Selected Pali Gemma model to work on. Pali Gemma is an advanced open-source vision-language model by Google Research, designed for tasks like image captioning and visual question answering.
Video Demo : Google Drive
I selected Pali Gemma because of it's Architecture, learn more
PaliGemma Model Architecture:
PaliGemma models utilize a transformer-based architecture with attention mechanisms, enabling them to focus on different parts of input text effectively. Pre-trained on diverse datasets, these models are modular and adaptable, making them suitable for a wide range of NLP tasks.
Ease of Fine-Tuning:
Pre-trained checkpoints provide a solid foundation for fine-tuning. User-friendly libraries like Hugging Face's Transformers simplify the process. Efficient techniques such as Low-Rank Adaptation (LoRA) and Quantization make fine-tuning feasible even with limited data and computational resources.

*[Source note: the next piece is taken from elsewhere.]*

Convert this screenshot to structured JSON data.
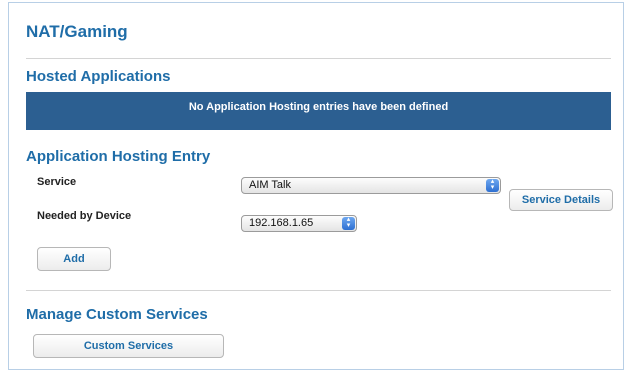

I wanted to Fine tune a model on Different techinque other than LORA and QLORA, so i think Pali Gemma would be best fit for this.

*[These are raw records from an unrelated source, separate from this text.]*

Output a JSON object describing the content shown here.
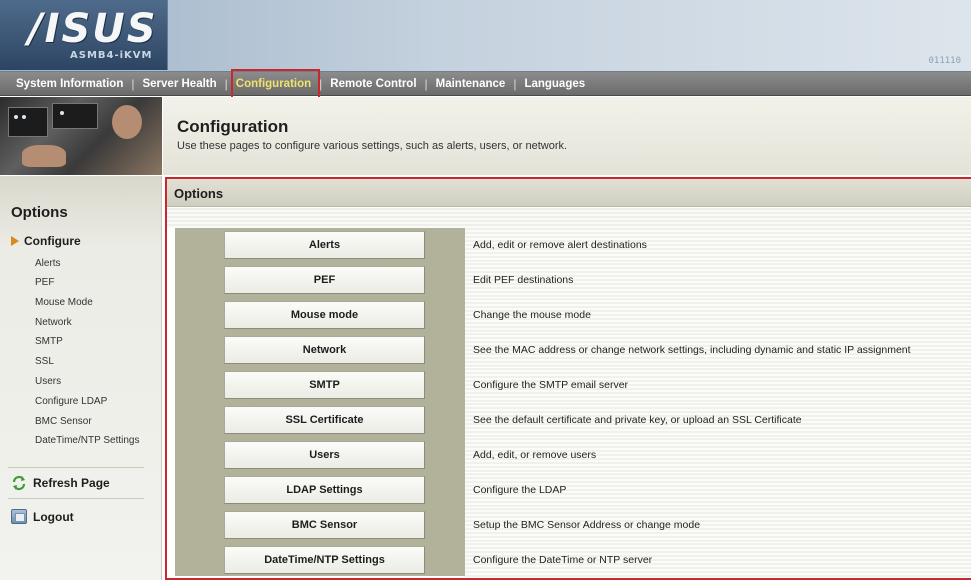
{
  "banner": {
    "logo": "/ISUS",
    "model": "ASMB4-iKVM",
    "binary": "011110"
  },
  "nav": {
    "items": [
      {
        "label": "System Information",
        "active": false
      },
      {
        "label": "Server Health",
        "active": false
      },
      {
        "label": "Configuration",
        "active": true
      },
      {
        "label": "Remote Control",
        "active": false
      },
      {
        "label": "Maintenance",
        "active": false
      },
      {
        "label": "Languages",
        "active": false
      }
    ]
  },
  "page": {
    "title": "Configuration",
    "subtitle": "Use these pages to configure various settings, such as alerts, users, or network."
  },
  "sidebar": {
    "title": "Options",
    "configure_label": "Configure",
    "links": [
      "Alerts",
      "PEF",
      "Mouse Mode",
      "Network",
      "SMTP",
      "SSL",
      "Users",
      "Configure LDAP",
      "BMC Sensor",
      "DateTime/NTP Settings"
    ],
    "refresh_label": "Refresh Page",
    "logout_label": "Logout"
  },
  "options": {
    "header": "Options",
    "rows": [
      {
        "button": "Alerts",
        "description": "Add, edit or remove alert destinations"
      },
      {
        "button": "PEF",
        "description": "Edit PEF destinations"
      },
      {
        "button": "Mouse mode",
        "description": "Change the mouse mode"
      },
      {
        "button": "Network",
        "description": "See the MAC address or change network settings, including dynamic and static IP assignment"
      },
      {
        "button": "SMTP",
        "description": "Configure the SMTP email server"
      },
      {
        "button": "SSL Certificate",
        "description": "See the default certificate and private key, or upload an SSL Certificate"
      },
      {
        "button": "Users",
        "description": "Add, edit, or remove users"
      },
      {
        "button": "LDAP Settings",
        "description": "Configure the LDAP"
      },
      {
        "button": "BMC Sensor",
        "description": "Setup the BMC Sensor Address or change mode"
      },
      {
        "button": "DateTime/NTP Settings",
        "description": "Configure the DateTime or NTP server"
      }
    ]
  },
  "colors": {
    "highlight": "#c8282c",
    "nav_active": "#f0e26a",
    "nav_bg": "#7a7a7a",
    "button_column": "#b2b29a"
  }
}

I only used KAGGLE for all the processing and inference, as even Google Collab's free resoucres are not enough for LORA fine Tuning
I will recommend to upload my notebooks -
to your kaggle notebook and run it to replicate my results
I wanted to try different method other than LORA Fine tuning, so first i decided to Perform Fine Tuning use Transformer Reinforcement Learning.
The main idea is that instead of training a policy using RL methods, such as fitting a value function, that will tell us what action to take to maximize the return (cumulative reward), we use a sequence modeling algorithm (Transformer) that, given a desired return, past states, and actions, will generate future actions to achieve this desired return.

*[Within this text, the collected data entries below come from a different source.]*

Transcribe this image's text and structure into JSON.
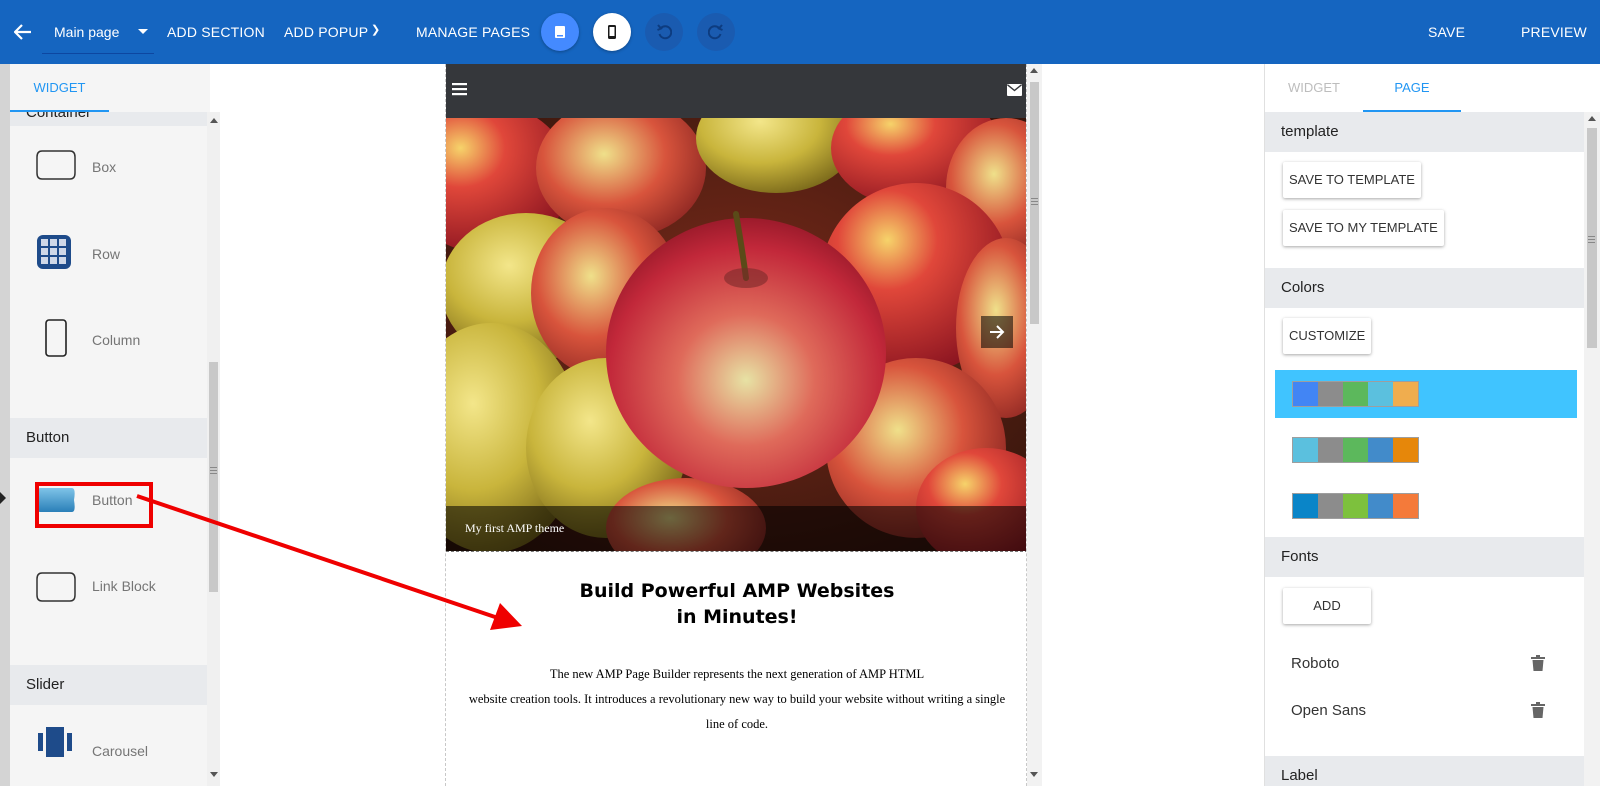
{
  "topbar": {
    "page_select": "Main page",
    "add_section": "ADD SECTION",
    "add_popup": "ADD POPUP",
    "manage_pages": "MANAGE PAGES",
    "save": "SAVE",
    "preview": "PREVIEW",
    "icons": [
      "back-arrow-icon",
      "desktop-icon",
      "mobile-icon",
      "undo-icon",
      "redo-icon"
    ]
  },
  "left_panel": {
    "tab": "WIDGET",
    "top_category": "Container",
    "items": [
      {
        "label": "Box",
        "icon": "box-icon"
      },
      {
        "label": "Row",
        "icon": "row-icon"
      },
      {
        "label": "Column",
        "icon": "column-icon"
      }
    ],
    "button_category": "Button",
    "button_items": [
      {
        "label": "Button",
        "icon": "button-icon"
      },
      {
        "label": "Link Block",
        "icon": "link-block-icon"
      }
    ],
    "slider_category": "Slider",
    "slider_items": [
      {
        "label": "Carousel",
        "icon": "carousel-icon"
      }
    ]
  },
  "canvas": {
    "slide_caption": "My first AMP theme",
    "headline_line1": "Build Powerful AMP Websites",
    "headline_line2": "in Minutes!",
    "body_line1": "The new AMP Page Builder represents the next generation of AMP HTML",
    "body_line2": "website creation tools. It introduces a revolutionary new way to build your website without writing a single",
    "body_line3": "line of code."
  },
  "right_panel": {
    "tab_widget": "WIDGET",
    "tab_page": "PAGE",
    "template_section": "template",
    "save_to_template": "SAVE TO TEMPLATE",
    "save_to_my_template": "SAVE TO MY TEMPLATE",
    "colors_section": "Colors",
    "customize": "CUSTOMIZE",
    "palettes": [
      [
        "#4285f4",
        "#8c8c8c",
        "#5cb85c",
        "#5bc0de",
        "#f0ad4e"
      ],
      [
        "#5bc0de",
        "#8c8c8c",
        "#5cb85c",
        "#428bca",
        "#e6870a"
      ],
      [
        "#0a85c8",
        "#8c8c8c",
        "#7dc13d",
        "#428bca",
        "#f47a3a"
      ]
    ],
    "selected_palette": 0,
    "fonts_section": "Fonts",
    "add_font": "ADD",
    "fonts": [
      "Roboto",
      "Open Sans"
    ],
    "label_section": "Label"
  },
  "colors": {
    "topbar": "#1565c0",
    "accent": "#2196f3",
    "selected_palette_bg": "#40c4ff",
    "annotation": "#ef0000"
  }
}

main issue with this approach was CUDA out of Memory
, even if i tried it with LORA & QLoRA
techniques it was not working
so i decided to Perform Normal LORA config
Fine tuning for Pali Gemma, but it was worth it , learnt a lot of new concepts
Follow Finetuning notebook for detailed explaination of LORA Config , which lead to fine tuning and resolved CUDA out of memory issue. Finally i pushed my Fine tuned Model on huggingface for future quick easy for inference , model webpage
I used DocumentVQA dataset, it is a dataset of document related Question-Answer with Images. 60+ GB of data when unzipped, so i decided to use small split of this dataset, so later every time i load data i won't have to wait 30 minutes
I have pushed my split of dataset on huggingface for future easy and quick use dataset
I also built custom dataset of Physics quesiton , which i decide to use for fine tuning , but these questions are hard , and later decided to use these for BENCHMARKING VLMs CUSTOM DATASET
I learnt new methods to Inference VLMs , as i was only used to deploy and inference LLMs and with help of LANGCHAIN inference and deployment is easy.
Inference FINE TUNED MODEL Locally on my PC is not possible, as first loading model and then using it is not possible for my laptop ( less powerful GPU). So I Inferred using Free resources of KAGGLE NOTEBOOK
Inference with Streamlit APP, I was not able to do it using API and even with Streamlit cloud deployment, as even Streamlit cloud's virtual machine has limited memory, so loading FINE TUNED MODEL, then inferencing was not possible , as CUDA out of memory error
I tried HUGGINGFACE API INFERENCE, failed to deploy and inference , i need more time to do this ( as i lack some knowledge here)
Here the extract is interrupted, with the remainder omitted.